As I said earlier, if you’re going to include content that triggers intense emotions you can’t just throw those elements into your book wherever you need some shock or horror or a replacement for character development – you have to be intentional about your use of it or you risk hurting a large portion of your readers rather than carrying them with you. Poorly-handled rape and misogyny that is never examined or engaged with is akin to slapping a big sticker on your book that says, “Hey ladies, this book isn’t written for you!” This isn’t because we never want to read rape. Sure, some women prefer to avoid it because why read about it in your escapism when you can just live that in the real world, but there are also many women happy to engage with such heavy topics for a variety of reasons. My debut, WE RIDE THE STORM, contains a rape scene I included after much thought and consideration, a deliberate choice to engage with the complexities of how such violence would appear to a non-patriarchal culture. Its aftermath is still being dealt with by the characters three books later in a variety of small ways, because that’s what real life is like. On the flip side, if you just throw rape (or anything else heavy) in without engaging narratively with it in any way, just to show a character is bad or to give a male character motivation to get revenge then you’ve done nothing but perpetuate the hurts of that violence upon your readers.

Most of the time this is either accidental or the result of failing to examine the reason for your choice, and yes, often, your own biases. We regurgitate a lot of ideas and tropes from the media we consume and our media is overwhelmingly violent toward women (among other minorities), so it’s easy to include it without thought, just as we are as a society often still include ableist language without thinking about it. But just because we meant no harm doesn’t mean we didn’t do harm. And throwing acts that trigger intense emotions in without engaging meaningfully and intentionally with them is breaking the unspoken authorial promise that you will keep your readers safe even as you guide them through what could still be the most blood-soaked, grim tome imaginable.

When it comes to critique about such elements in your work, someone not liking it is not on the same level as not liking your setting or your characters or most other things about your book. There is “this wasn’t for me” and there’s “this is actively harmful to me or others in my community”, and reviewers have a responsibility to the people who read their reviews to make this clear. This is not an attack, but it may be a moment for personal growth where you can work to break down the biases that led you to think the decision you made was ok in the first place. Sexual violence may be common in the media you consume, but someone else’s mistakes aren’t an excuse to shrug off critique and tell yourself that anyone complaining about its inclusion in your books is just a pearl-clutching wimp who should go read some romance or something.

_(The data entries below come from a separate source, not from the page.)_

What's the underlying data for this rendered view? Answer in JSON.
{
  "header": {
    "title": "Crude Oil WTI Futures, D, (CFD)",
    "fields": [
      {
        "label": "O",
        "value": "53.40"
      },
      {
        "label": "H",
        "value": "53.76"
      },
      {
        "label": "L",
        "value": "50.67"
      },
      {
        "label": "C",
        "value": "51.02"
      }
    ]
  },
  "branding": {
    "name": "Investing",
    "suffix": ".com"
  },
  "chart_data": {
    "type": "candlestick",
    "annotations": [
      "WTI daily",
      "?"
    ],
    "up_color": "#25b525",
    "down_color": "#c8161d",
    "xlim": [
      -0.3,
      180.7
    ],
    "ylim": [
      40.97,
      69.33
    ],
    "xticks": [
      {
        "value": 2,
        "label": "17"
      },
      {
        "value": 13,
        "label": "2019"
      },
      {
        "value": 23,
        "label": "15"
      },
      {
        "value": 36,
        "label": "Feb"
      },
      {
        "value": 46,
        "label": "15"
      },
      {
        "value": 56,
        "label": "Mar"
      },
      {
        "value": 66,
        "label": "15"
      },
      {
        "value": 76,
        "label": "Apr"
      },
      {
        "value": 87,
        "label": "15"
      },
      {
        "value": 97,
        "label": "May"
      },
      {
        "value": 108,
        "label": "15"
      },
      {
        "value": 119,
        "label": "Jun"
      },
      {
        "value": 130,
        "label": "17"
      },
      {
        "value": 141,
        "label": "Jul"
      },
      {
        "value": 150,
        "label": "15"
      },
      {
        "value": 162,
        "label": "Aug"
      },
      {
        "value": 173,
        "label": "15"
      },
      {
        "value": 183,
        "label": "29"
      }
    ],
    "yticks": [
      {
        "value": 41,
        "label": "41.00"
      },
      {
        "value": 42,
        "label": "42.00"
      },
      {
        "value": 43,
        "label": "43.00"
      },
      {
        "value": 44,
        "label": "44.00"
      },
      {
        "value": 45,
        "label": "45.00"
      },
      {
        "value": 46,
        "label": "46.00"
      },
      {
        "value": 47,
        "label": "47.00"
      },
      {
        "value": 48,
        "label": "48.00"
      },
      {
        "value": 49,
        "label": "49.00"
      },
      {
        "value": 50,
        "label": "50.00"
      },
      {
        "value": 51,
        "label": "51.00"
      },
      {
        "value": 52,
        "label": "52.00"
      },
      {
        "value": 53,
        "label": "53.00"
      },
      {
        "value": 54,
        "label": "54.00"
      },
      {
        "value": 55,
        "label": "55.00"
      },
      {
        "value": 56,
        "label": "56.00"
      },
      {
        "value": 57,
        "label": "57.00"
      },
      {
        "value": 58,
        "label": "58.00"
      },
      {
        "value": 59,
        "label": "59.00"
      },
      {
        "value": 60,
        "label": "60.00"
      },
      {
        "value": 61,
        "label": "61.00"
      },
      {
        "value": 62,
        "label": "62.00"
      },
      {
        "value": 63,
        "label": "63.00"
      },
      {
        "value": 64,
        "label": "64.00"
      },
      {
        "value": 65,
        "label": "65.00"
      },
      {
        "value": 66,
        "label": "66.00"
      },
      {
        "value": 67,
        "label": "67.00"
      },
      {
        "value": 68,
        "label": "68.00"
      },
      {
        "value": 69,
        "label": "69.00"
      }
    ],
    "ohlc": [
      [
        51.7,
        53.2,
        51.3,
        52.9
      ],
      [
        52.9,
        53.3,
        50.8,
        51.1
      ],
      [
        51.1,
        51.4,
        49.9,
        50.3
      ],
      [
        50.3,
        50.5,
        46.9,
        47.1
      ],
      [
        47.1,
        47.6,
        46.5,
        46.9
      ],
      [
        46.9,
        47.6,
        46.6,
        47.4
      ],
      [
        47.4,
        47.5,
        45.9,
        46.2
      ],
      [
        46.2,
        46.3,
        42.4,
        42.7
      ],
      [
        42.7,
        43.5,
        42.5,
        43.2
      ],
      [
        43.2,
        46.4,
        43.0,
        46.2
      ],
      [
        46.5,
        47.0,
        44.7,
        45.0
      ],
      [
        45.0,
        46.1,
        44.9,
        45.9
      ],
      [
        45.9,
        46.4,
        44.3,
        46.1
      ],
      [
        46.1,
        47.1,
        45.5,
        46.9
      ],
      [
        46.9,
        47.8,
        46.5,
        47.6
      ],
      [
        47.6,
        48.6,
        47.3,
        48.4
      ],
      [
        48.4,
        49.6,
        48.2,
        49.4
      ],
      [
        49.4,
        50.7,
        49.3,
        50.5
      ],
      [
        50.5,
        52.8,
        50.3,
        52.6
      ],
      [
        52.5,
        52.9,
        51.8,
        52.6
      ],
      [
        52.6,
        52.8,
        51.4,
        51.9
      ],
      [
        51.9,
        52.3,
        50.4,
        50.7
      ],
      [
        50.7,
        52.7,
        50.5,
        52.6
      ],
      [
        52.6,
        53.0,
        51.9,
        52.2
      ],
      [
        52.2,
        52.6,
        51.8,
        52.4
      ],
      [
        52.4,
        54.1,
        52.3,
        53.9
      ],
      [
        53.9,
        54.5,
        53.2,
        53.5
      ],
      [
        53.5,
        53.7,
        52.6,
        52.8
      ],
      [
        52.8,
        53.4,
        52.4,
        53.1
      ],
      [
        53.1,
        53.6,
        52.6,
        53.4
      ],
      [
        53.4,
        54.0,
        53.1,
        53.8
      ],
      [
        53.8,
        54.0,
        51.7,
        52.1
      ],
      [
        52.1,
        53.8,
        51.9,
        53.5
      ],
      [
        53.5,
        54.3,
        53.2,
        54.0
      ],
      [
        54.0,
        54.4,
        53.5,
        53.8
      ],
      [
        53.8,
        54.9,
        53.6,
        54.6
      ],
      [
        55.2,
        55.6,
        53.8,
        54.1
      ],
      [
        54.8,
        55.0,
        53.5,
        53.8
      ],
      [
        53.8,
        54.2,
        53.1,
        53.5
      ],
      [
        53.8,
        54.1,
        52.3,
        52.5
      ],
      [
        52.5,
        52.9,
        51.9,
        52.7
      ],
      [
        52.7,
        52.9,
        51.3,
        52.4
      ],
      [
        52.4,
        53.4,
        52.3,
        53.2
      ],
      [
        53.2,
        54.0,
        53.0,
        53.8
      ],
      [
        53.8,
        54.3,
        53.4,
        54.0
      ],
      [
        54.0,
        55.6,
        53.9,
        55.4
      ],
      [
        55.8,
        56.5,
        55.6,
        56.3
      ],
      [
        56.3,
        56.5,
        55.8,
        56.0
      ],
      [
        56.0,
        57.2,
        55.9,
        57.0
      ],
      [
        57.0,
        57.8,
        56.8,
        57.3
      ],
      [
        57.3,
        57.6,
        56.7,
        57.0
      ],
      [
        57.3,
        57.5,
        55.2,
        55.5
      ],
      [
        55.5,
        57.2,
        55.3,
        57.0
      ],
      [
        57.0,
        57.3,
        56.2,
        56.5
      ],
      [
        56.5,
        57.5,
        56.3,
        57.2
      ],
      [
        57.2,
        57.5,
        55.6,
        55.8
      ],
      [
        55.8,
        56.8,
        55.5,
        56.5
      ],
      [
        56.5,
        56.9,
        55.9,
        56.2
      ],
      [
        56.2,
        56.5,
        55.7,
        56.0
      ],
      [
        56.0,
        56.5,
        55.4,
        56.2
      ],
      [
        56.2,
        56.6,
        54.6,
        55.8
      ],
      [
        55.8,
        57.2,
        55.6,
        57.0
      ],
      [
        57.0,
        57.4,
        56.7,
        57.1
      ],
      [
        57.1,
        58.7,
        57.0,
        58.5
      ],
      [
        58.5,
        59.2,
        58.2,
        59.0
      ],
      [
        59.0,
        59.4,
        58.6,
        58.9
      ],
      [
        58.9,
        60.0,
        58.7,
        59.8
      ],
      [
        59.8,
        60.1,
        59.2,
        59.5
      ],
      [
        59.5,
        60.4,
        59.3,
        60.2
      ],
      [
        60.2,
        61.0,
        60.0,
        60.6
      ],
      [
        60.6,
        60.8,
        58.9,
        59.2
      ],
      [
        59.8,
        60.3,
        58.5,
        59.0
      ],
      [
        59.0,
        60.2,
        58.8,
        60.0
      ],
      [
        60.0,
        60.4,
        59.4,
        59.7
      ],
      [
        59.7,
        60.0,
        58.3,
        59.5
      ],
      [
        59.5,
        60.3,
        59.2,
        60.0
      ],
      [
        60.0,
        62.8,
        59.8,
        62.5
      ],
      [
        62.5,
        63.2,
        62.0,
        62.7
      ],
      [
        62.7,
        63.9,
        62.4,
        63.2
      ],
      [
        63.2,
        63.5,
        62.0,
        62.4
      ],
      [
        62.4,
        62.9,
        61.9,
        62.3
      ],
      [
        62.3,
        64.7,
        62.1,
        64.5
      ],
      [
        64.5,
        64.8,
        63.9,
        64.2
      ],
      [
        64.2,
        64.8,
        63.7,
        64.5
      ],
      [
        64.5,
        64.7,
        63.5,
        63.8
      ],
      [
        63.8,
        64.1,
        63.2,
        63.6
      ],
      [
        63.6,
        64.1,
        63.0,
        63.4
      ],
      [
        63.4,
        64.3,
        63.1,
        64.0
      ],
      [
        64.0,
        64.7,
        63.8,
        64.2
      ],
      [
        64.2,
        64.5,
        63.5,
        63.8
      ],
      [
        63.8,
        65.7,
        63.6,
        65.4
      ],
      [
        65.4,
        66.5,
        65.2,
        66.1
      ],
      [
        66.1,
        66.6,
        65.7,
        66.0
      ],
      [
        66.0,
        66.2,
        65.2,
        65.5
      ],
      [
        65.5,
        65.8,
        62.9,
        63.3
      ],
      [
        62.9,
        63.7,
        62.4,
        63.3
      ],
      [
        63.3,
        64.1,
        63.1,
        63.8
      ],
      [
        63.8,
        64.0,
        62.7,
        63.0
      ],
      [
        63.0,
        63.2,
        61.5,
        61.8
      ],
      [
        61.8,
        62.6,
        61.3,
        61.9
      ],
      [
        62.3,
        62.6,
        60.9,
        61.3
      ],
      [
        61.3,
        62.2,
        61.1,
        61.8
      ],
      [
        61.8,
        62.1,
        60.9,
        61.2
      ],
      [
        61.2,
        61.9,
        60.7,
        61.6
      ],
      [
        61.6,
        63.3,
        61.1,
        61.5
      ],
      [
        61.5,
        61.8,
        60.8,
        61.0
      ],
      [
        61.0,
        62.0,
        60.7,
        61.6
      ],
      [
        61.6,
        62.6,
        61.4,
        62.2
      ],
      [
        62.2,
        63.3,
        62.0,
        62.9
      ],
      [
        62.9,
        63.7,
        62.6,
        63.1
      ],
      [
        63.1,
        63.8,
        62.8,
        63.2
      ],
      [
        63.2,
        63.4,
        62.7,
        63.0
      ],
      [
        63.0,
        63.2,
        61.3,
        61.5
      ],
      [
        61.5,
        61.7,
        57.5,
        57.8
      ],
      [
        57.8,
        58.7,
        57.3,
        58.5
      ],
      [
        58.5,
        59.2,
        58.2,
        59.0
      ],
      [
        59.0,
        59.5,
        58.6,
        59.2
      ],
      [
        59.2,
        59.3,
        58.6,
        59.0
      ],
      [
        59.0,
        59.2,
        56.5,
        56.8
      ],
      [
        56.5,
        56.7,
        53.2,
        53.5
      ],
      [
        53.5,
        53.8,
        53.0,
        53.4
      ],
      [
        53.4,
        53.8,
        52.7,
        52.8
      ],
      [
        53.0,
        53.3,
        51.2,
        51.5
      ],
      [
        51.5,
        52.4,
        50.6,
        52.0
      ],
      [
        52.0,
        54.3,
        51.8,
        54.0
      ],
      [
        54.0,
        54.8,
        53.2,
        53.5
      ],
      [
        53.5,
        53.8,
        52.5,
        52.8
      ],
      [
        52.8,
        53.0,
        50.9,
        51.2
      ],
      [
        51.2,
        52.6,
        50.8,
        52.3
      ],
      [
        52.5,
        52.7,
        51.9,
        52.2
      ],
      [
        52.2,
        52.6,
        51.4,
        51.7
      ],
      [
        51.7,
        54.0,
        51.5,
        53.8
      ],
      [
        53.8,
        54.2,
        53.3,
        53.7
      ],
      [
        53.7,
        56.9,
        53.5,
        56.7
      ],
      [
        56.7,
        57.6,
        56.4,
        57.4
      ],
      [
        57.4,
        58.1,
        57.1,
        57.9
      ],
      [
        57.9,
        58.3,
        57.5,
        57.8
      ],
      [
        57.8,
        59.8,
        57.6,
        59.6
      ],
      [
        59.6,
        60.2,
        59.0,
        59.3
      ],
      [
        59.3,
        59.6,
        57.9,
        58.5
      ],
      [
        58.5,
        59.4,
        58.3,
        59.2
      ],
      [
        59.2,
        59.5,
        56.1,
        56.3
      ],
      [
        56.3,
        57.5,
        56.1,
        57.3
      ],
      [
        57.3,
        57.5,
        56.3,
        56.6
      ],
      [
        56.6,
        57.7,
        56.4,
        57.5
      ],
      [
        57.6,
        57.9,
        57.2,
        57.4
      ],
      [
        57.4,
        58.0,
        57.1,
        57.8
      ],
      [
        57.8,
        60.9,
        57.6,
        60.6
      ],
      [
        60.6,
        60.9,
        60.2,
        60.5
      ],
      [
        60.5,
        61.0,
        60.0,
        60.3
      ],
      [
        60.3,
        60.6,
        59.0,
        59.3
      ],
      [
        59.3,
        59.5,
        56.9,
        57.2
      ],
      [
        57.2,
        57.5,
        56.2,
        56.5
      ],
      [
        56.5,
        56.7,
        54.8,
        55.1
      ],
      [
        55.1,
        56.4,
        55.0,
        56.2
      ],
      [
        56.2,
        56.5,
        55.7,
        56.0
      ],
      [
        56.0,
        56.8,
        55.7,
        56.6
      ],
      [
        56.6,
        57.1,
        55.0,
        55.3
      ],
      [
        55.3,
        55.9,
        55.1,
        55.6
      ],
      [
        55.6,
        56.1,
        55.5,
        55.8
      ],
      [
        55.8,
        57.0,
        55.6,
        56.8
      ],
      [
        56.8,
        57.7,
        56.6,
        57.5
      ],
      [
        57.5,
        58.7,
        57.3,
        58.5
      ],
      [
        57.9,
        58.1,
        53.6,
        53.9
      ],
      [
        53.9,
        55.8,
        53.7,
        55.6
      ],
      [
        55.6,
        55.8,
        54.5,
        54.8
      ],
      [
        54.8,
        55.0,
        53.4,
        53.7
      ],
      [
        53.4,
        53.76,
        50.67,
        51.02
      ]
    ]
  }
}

I want to read grimdark. I want to read about antiheroes. I want to read books that challenge me, but violence for the sake of violence isn’t challenging. At best it’s lazy and boring, at worst it’s actively hurtful, and shouting “but it’s fiction!” or “but historical accuracy!” does not make that less true. Be deliberate. Be intentional. Engage with the darkness you choose to include or just leave it out. You can keep readers interested without blood. You can give characters motivation without suffering. You can show that guy is really really evil without rape.